Ce jour-là, l’accusé se trouvait au centre-ville, à la recherche d’un centre de vaccination contre la COVID-19. Il a finalement abouti dans une école de langue, où se trouvait une enseignante, seule. Peon s’est mis à poser des questions sur des prêts et bourses, mais après avoir feint de partir, il est revenu armé d’un couteau.

«L’accusé projette la victime sur le divan, a résumé la juge. La victime se débat [...]. Elle se sent en danger de mort. Elle se débat et tente de fuir, mais l’accusé la pousse au sol [...]. L’accusé la maitrise, la clouant au sol avec son corps.»

Peon a réussi à finalement réussi à agripper la poitrine de l’enseignante, mais cette dernière a finalement pu prendre la fuite. Après que l’accusé ait quitté les lieux, elle a rampé jusqu’au local, où elle a pu appeler le 911.

Remords en demi-teinte

Coupable d’introduction par effraction pour y commette une agression sexuelle armée, ainsi que pour avoir eu sur lui du crystal meth lors de son arrestation, Peon s’est dit «honteux» de ses gestes, en plus d’exprimer des remords.
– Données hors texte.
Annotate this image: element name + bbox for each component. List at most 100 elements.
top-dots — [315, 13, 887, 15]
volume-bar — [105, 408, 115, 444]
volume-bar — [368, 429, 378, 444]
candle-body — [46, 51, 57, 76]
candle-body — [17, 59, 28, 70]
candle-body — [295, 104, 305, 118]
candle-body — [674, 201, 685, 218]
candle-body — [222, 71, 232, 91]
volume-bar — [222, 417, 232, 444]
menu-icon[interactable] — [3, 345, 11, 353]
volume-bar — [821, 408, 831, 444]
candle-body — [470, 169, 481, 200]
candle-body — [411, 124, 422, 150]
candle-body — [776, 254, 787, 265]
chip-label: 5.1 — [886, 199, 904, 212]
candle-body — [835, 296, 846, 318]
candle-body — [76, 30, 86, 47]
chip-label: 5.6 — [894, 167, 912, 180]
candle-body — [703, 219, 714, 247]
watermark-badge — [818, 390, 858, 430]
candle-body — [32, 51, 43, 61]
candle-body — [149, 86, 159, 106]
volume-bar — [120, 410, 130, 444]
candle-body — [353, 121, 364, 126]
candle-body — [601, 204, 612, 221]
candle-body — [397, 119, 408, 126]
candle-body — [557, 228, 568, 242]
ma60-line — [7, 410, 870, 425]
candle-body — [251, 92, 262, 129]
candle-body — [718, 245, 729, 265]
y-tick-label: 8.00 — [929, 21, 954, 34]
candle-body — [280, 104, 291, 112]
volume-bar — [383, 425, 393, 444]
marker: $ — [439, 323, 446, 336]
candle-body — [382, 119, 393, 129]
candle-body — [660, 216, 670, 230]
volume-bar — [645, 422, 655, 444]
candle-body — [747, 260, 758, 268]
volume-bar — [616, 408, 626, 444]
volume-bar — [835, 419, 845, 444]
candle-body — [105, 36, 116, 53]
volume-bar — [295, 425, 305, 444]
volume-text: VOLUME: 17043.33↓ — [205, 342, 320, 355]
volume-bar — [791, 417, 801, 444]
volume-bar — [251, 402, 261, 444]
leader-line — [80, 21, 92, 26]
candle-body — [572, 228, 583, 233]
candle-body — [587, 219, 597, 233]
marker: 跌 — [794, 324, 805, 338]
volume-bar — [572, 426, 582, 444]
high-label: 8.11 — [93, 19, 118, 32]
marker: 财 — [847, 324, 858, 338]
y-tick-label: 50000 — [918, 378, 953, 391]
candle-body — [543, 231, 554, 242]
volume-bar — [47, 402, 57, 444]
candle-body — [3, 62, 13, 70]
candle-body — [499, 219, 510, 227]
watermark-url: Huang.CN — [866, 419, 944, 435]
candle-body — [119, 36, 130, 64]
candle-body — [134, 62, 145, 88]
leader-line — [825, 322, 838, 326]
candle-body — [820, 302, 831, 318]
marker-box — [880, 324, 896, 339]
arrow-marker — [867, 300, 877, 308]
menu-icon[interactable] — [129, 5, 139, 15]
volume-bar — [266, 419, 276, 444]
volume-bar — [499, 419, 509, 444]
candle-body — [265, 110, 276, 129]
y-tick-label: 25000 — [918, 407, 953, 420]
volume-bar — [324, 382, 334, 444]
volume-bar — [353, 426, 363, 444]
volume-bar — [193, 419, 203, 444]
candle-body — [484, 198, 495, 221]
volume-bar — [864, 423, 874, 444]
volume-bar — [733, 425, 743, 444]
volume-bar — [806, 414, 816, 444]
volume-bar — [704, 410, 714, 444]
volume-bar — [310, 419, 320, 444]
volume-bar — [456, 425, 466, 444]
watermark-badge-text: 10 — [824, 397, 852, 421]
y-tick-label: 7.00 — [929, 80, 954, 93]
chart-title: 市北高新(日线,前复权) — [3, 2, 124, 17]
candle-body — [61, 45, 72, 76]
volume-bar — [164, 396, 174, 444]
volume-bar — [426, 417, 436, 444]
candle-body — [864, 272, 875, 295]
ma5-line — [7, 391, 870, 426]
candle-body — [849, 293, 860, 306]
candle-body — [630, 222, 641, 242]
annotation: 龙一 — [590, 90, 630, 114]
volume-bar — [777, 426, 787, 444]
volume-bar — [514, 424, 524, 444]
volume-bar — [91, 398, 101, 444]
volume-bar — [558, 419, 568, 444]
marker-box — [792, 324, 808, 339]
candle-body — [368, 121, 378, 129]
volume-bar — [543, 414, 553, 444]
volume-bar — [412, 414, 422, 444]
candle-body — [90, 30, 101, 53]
Mais du même coup, il s’est peu remis en question, a noté un agent de probation.

«Il ne semble pas avoir les capacités pour se prendre en main», peut-on lire dans un rapport.

C’est que l’agresseur sexuel est convaincu que sa consommation de speed est bénéfique pour lui, vu que ça «améliore son plaisir» dans ses activités sexuelles.

La victime, de son côté, a été durement marquée par l’agression sexuelle, a expliqué la juge.

«Elle est envahie par la peur, ne se sentant jamais en sécurité», a-t-elle dit.

Lors de son témoignage aux plaidoiries sur la peine, Me Charles Doucet de la Couronne avait d’ailleurs demandé l’installation de paravents pour ne pas qu’elle puisse voir son agresseur.

Pour Me Michael Morena de la défense, Peon méritait 15 mois d’incarcération, soit l’équivalent de la détention préventive. La Couronne réclamait 42 mois de pénitencier.

La juge a finalement tranché pour 30 mois, en rappelant l’impact du crime sur la victime.

Peon a de plus été inscrit au registre des délinquants sexuels, pour une durée de 20 ans.